Reusable resources will typically give less direct warning of their imminent scarcity than renewables. But in many cases there will be a reserve that can be reclaimed from our waste heaps, which will hopefully suffice to breach the gap during the transition to a complete full-world economic doctrine.
At any rate, as long as we do not behave in a truly treasonously stupid fashion, total availability of reusable resources will not be lower than it is today.
Finally, consumable resources will give just as little direct warning as reusable resources, and the economic consequences of their scarcity are far more dangerous if we are critically dependent upon them: Once availability enters terminal decline, no power on the planet will restore our access to this class of resources. They will simply not be available at any price.
Consequently, I would expect consumable resources to give the nastiest price shocks: At the limit, prices can rise to infinity almost overnight. Reusable resources will never give this kind of price shock, as they can always be cannibalised from existing goods - which have a finite (if perhaps uncomfortably high) price.

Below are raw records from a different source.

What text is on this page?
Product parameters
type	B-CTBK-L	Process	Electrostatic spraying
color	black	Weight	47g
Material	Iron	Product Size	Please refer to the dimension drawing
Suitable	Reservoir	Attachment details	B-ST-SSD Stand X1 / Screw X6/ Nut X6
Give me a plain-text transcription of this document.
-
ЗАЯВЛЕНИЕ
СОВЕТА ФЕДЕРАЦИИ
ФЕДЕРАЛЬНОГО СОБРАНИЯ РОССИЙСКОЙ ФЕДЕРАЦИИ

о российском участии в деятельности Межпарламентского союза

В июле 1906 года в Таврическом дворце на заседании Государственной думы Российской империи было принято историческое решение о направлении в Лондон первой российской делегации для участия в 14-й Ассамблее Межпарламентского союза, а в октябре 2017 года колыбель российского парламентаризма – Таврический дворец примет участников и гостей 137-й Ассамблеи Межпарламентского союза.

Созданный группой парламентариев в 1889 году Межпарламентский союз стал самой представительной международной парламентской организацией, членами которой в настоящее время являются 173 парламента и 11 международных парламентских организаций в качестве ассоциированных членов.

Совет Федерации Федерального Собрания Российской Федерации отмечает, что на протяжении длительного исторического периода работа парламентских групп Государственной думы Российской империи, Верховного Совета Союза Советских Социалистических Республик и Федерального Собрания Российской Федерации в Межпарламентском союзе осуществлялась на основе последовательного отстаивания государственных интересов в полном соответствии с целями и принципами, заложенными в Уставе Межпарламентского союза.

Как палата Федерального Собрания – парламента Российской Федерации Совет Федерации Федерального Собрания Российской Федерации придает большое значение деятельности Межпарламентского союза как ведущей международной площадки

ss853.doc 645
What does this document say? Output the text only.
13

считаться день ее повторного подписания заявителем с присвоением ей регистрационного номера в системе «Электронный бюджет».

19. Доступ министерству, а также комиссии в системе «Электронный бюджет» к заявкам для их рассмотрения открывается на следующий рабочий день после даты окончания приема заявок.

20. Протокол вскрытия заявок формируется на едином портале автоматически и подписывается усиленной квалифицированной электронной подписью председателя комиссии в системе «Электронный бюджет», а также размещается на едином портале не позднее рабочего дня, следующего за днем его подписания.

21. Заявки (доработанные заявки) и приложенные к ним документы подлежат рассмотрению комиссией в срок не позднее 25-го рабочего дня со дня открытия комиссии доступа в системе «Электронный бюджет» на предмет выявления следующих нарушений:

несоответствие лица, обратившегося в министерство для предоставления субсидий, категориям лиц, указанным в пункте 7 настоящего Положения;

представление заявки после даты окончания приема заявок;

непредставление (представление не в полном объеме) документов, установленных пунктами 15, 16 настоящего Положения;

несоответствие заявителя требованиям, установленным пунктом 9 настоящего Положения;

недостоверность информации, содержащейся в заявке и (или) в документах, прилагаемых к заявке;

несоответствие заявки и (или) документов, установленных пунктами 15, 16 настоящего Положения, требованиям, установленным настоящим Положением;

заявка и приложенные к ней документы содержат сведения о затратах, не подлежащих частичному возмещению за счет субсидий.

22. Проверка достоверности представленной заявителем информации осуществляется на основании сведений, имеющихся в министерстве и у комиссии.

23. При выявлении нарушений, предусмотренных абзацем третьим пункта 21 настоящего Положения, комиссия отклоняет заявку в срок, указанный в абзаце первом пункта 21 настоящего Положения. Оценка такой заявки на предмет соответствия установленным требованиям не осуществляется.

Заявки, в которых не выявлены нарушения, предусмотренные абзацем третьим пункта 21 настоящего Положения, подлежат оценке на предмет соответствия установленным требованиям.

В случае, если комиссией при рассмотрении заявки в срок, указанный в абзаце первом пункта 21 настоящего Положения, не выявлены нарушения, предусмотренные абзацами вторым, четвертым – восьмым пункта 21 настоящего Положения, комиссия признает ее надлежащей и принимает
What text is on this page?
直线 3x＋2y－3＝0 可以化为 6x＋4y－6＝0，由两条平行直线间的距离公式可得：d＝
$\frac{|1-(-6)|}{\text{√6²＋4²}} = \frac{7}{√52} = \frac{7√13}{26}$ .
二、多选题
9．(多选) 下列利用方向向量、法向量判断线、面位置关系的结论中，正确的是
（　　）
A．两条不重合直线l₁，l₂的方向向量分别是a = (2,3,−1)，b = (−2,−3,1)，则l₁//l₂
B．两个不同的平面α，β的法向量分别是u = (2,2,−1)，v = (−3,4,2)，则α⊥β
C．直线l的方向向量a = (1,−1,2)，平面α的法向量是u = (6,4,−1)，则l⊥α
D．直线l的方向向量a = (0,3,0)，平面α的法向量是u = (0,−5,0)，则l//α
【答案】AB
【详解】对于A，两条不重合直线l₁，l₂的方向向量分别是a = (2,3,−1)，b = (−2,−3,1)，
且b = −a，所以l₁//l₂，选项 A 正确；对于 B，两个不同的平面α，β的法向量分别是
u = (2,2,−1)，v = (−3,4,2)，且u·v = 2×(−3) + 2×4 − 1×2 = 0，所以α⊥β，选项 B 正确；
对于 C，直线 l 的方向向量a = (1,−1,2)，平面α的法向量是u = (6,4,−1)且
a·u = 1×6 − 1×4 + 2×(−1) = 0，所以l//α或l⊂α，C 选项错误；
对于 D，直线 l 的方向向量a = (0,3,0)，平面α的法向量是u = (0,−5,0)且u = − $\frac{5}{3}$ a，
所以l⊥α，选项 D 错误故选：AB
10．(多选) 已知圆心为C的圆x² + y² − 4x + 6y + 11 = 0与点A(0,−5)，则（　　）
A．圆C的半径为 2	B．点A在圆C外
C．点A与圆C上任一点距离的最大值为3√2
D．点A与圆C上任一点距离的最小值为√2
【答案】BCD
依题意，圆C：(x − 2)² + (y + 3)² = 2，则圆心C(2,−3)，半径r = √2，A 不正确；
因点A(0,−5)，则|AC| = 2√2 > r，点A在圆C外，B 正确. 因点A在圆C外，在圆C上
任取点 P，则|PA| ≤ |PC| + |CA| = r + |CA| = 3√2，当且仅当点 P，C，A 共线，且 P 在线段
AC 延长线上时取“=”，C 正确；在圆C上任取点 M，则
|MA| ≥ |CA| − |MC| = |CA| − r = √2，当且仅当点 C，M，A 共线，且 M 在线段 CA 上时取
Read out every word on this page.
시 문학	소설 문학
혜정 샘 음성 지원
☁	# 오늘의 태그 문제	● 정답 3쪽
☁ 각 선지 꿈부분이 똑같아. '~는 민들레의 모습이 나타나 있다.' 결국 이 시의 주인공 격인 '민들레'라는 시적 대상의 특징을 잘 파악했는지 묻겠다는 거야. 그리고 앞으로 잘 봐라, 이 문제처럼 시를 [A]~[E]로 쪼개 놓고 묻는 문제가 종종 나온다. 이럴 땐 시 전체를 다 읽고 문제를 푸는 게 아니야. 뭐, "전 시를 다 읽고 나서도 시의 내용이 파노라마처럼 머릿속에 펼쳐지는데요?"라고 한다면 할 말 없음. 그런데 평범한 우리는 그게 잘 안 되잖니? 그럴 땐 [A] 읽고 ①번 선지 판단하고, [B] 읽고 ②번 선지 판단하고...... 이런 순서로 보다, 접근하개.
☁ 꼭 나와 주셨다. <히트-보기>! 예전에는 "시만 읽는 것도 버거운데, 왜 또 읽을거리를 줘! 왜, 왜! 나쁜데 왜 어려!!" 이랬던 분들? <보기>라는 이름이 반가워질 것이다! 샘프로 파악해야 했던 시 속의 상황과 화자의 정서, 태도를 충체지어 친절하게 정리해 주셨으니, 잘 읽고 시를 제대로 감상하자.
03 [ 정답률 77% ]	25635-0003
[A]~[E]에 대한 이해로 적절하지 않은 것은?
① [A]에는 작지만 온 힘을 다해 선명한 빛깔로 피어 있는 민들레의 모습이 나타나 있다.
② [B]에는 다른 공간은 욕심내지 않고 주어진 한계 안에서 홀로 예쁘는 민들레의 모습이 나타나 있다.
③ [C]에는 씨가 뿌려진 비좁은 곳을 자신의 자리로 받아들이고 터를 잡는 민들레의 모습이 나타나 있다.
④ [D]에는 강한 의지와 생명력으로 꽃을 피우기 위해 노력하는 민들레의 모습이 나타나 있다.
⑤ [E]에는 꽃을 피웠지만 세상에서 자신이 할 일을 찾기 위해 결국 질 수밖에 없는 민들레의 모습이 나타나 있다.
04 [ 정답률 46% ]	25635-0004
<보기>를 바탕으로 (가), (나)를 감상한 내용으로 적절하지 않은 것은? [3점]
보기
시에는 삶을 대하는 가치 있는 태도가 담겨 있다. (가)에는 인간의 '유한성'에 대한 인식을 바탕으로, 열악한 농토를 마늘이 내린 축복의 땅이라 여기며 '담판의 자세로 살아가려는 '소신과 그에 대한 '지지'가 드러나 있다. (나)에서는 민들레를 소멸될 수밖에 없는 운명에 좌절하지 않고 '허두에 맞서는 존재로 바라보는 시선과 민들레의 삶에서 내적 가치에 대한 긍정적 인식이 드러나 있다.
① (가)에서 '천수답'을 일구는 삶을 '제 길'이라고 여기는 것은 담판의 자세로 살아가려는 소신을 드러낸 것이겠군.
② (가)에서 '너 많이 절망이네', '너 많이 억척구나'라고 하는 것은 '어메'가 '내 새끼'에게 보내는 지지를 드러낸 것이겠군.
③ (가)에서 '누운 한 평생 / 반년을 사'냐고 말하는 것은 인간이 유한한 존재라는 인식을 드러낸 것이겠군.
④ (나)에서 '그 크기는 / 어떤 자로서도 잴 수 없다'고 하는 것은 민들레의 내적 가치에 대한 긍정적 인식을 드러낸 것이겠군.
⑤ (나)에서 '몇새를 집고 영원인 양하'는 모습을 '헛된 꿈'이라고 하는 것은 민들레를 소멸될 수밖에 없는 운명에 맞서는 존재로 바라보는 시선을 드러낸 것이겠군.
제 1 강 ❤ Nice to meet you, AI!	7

Renewable raw materials are something of a combination: If a sound policy of conservation is adopted, they will give price shocks similar to those of reusable resources. Whereas if unsound policies are adopted, they will convert into consumables, with all the resulting potential for disastrous price shocks.
A logical extrapolation would be to the concept of an "overfull world," in which the access to raw materials becomes the only limiting factor to the production of goods (this is substantially what Krugman discusses here (via), although he does not say so in quite so many words). I am convinced that most of the preceding discussion will readily carry over into the overfull world.
1Some politicians and pundits continue to labour under the delusion that "our way of life is not negotiable." One could point out that the laws of nature are not proposing to "negotiate" on the subject of resource scarcity, any more than the laws of nature will pause to "negotiate" your rate of descent from a very tall building if, midway down, you regret jumping off the roof (nor - and more to the point - will the laws of nature "negotiate" on the subject of your abrupt cessation of descent at the bottom of the building).